Block slides down hemisphere; time to leave surface?

[Dan6500]

A block is at rest at the top of a frictionless hemisphere of radius r. It is slightly disturbed at starts sliding down. I already know where it will leave the surface (height = 2r/3). My question is, WHEN will it leave the surface?

 

[Bystander]

You've obviously got an expression for angular velocity if you've determined "the where." Integrate it.

 

[Dan6500]

I've got v as a function of theta: v = (2gr(1-cos(theta))^0.5. So now I integrate with respect to TIME? How?

 

[Philip Wood]

Expanding what Bystander said (in case you're not familiar with angular velocity)
[tex]v=\frac{ds}{dt}=r\frac{d\theta}{dt}[/tex]
in which ds is an increment of arc length. r is, of course, a constant.
You can substitute this value for v into your equation, then separate variables.
If I'm not interested in the challenge of the integration I sometimes use the Wolfram on-line integrator.

 

[PJC01]

The time it takes for the block to leave the surface of the hemisphere can be determined by using the principles of motion and energy conservation. The block's initial potential energy at the top of the hemisphere will be converted into kinetic energy as it slides down. At the point where it leaves the surface, the block's kinetic energy will be equal to its potential energy at that height. This can be calculated using the law of conservation of energy.
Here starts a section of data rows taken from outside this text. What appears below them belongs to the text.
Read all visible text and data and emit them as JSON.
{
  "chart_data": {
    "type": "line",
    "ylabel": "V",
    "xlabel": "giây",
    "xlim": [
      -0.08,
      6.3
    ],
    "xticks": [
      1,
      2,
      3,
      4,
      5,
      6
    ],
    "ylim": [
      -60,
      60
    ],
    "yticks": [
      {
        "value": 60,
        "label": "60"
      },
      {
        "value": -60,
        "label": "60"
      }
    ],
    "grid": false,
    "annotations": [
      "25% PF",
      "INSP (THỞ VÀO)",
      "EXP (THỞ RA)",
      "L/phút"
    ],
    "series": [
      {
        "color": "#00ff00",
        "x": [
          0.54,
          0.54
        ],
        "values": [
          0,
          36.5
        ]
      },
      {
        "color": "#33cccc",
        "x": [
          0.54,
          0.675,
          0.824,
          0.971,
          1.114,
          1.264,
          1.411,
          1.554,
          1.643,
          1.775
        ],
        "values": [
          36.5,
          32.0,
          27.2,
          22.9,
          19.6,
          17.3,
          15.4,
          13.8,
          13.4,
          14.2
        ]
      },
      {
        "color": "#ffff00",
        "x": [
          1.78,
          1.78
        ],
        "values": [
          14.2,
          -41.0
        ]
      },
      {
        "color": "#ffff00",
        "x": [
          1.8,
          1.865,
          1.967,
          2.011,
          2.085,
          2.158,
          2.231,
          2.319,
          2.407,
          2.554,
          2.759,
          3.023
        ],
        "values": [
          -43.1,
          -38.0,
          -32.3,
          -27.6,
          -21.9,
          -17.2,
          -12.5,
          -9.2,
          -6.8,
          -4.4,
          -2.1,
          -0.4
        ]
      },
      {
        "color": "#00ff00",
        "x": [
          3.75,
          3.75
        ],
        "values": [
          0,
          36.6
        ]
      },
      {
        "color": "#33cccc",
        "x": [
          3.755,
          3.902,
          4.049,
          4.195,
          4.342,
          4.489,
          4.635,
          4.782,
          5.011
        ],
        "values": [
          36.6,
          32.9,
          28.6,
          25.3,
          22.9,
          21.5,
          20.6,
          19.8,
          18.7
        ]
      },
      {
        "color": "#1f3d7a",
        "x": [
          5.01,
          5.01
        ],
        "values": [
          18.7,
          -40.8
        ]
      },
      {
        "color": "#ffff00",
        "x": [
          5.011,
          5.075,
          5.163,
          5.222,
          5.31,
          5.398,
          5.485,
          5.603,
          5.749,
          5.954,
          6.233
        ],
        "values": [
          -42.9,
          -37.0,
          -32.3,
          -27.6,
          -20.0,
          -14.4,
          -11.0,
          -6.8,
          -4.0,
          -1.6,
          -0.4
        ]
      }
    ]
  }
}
Using the equation for potential energy (PE = mgh) and kinetic energy (KE = 1/2mv^2), we can set them equal to each other and solve for the velocity of the block at the point where it leaves the surface. Once the velocity is known, we can use the equation for average velocity (v = d/t) to calculate the time it takes for the block to travel the distance of 2r/3.

It is important to note that this calculation assumes a frictionless surface and neglects any air resistance. In reality, these factors may affect the time it takes for the block to leave the surface. Additionally, the shape and mass of the block may also impact the results. Therefore, it is important to consider these factors when making predictions or conducting experiments related to this scenario.